高齢者施設、室内センサーで見守り 穴吹興産が導入

2018年01月11日日経新聞

 
 穴吹興産は中四国地域などで運営する高齢者向け施設に遠隔見守りサービスを導入する。居室に専用端末を設置し、音や人の動きなどの情報から室内の状況をリアルタイムで把握。異常があれば従業員らに通知し駆けつける。あらゆるモノとネットをつなぐ「IoT」の技術を活用し、施設内での事故のリスクを減らすとともに、従業員の人手不足にも対応する。

 穴吹興産子会社のあなぶきメディカルケア(高松市)が運営するサービス付き高齢者向け住宅などを対象に、富士通が開発した「リモートモニタリングサービス」を導入する。2月にも第1弾の運用を始め、順次対象施設を拡大。全29施設への早期導入を目指す。

 カメラのほか、音響や人感などのセンサーを搭載した専用端末を居室内に設置する。温度や湿度の変化も感知できる。室内で一定時間人の動きがなかったり、転倒などによる異常音が発生した場合に、ネットを通じて専用のコールセンターや従業員のパソコンやスマートフォン(スマホ)に通知する。施設の看護師や介護スタッフは端末からの応答や、居室への駆けつけで対応する。

 介護施設では、突然の傷病で高齢者の体調が悪化しても自力で従業員を呼べずに事故につながったり、従業員の対応が不必要でも高齢者が誤ってナースコールを押したりすることがある。

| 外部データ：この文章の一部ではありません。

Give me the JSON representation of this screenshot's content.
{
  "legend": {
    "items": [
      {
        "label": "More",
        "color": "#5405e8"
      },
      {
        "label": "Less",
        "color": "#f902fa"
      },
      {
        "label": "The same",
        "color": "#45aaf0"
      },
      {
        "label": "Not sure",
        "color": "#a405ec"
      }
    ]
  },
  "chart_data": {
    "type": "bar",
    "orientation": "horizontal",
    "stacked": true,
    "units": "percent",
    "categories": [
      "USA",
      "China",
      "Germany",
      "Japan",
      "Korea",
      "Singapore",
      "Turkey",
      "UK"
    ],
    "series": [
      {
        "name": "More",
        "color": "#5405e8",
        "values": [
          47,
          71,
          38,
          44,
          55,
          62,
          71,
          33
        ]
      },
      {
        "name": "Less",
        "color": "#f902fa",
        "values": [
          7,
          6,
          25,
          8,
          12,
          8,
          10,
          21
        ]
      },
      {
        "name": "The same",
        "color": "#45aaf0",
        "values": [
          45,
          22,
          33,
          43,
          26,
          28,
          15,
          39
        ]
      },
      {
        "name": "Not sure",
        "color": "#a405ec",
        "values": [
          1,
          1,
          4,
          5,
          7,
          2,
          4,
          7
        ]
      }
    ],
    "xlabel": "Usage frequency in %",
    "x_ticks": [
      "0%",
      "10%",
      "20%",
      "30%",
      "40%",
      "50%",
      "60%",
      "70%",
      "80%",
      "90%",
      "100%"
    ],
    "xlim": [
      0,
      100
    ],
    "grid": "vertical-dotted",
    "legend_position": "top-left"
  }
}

そのため、介護スタッフらは定期巡回などで居室状況を確認しているが、巡回直後などの体調変化は見落としやすいという。

 遠隔見守りサービスを導入することで、高齢者の体調悪化をリアルタイムで把握し、迅速に対応できる。介護施設では人手不足が深刻化しており、駆けつけや定期巡回といった業務の負担軽減にもつなげる。

 端末の設置には1室当たり3000円程度の費用が必要。富士通との実証実験ではナースコールへの対応を5割以上削減できたという。あなぶきメディカルケアの高松市内の施設に導入した場合、夜間の従業員を2~3割減らせる効果がある。同社は省人化による余剰人員を施設近隣の住宅への訪問介護に充てるなど地域包括ケアシステムの構築も検討する。